Vorher sauer, jetzt stinksauer

Parallel zu den bayerischen Verhandlungen in Bamberg hatten Beschäftigte aus der Region vor dem Verhandlungslokal für ihre Forderung von acht Prozent demonstriert. Bei der Kundgebung machte Neugebauer ihrem wie seinem Ärger Luft: "Bisher waren wir sauer, dass der VBM kein Angebot vorlegt hat. Wir kennen nun das Angebot. Jetzt sind wir stinksauer."

Ein unanständiges Angebot

Berthold Huber hatte am Vortag gegenüber der "Bild"-Zeitung, die ebenfalls unreflektiert von "2,9 Prozent mehr Lohn" spricht, die Position der IG Metall zusammengefasst: "Dieses Angebot der Arbeitgeber ist unanständig, weil es für die Arbeitnehmer Reallohnverlust bedeutet. Es ist verantwortungslos, weil es die Konjunktur abwürgt. So kann der Konflikt nicht gelöst werden. Ohne Arbeitsniederlegungen sehe ich keine Lösung."
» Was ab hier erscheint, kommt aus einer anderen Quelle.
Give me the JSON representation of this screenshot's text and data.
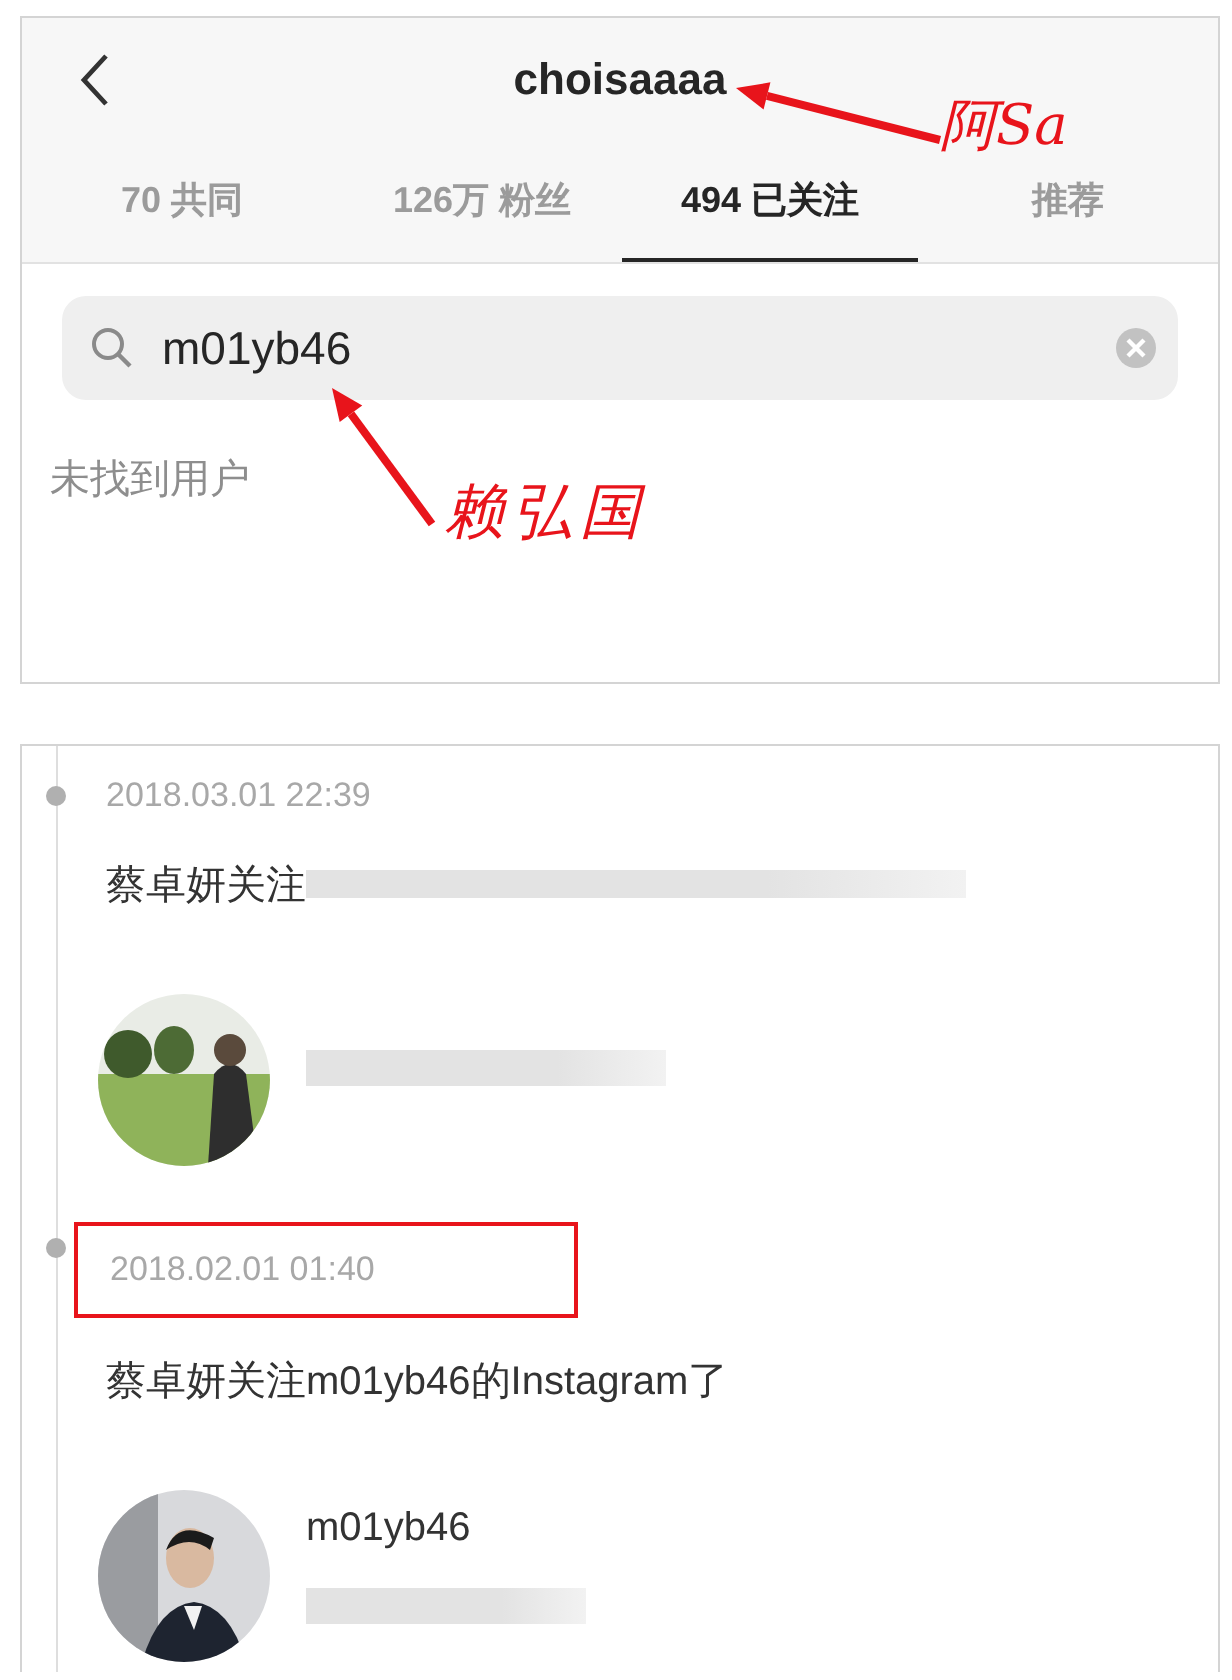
{
  "profile_panel": {
    "title": "choisaaaa",
    "tabs": [
      {
        "label": "70 共同",
        "selected": false
      },
      {
        "label": "126万 粉丝",
        "selected": false
      },
      {
        "label": "494 已关注",
        "selected": true
      },
      {
        "label": "推荐",
        "selected": false
      }
    ],
    "search": {
      "value": "m01yb46"
    },
    "empty_message": "未找到用户"
  },
  "timeline": [
    {
      "time": "2018.03.01 22:39",
      "highlighted": false,
      "text": "蔡卓妍关注",
      "text_redacted": true,
      "user": {
        "name_redacted": true
      }
    },
    {
      "time": "2018.02.01 01:40",
      "highlighted": true,
      "text": "蔡卓妍关注m01yb46的Instagram了",
      "user": {
        "name": "m01yb46",
        "bio_redacted": true
      }
    }
  ],
  "annotations": [
    {
      "text": "阿Sa"
    },
    {
      "text": "赖弘国"
    }
  ]
}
Huber begründete die Forderung von acht Prozent zum einen mit der Leistung der Beschäftigten, zum anderen mit der dringend erforderlichen Stärkung der Binnennachfrage: "Lohnzurückhaltung wäre gefährliches Gift für Wachstum und Konjunktur!" Von den Arbeitgeber geschürte Befürchtungen, ein hoher Tarifabschluss verstärke womöglich einen drohenden Abschwung, wies er erneut zurück: "Wir sollten uns nicht selber ins Loch reden. Die Metall- und Elektroindustrie steht weiter glänzend da. Die Gewinne sind in vier Jahren um 220 Prozent gestiegen."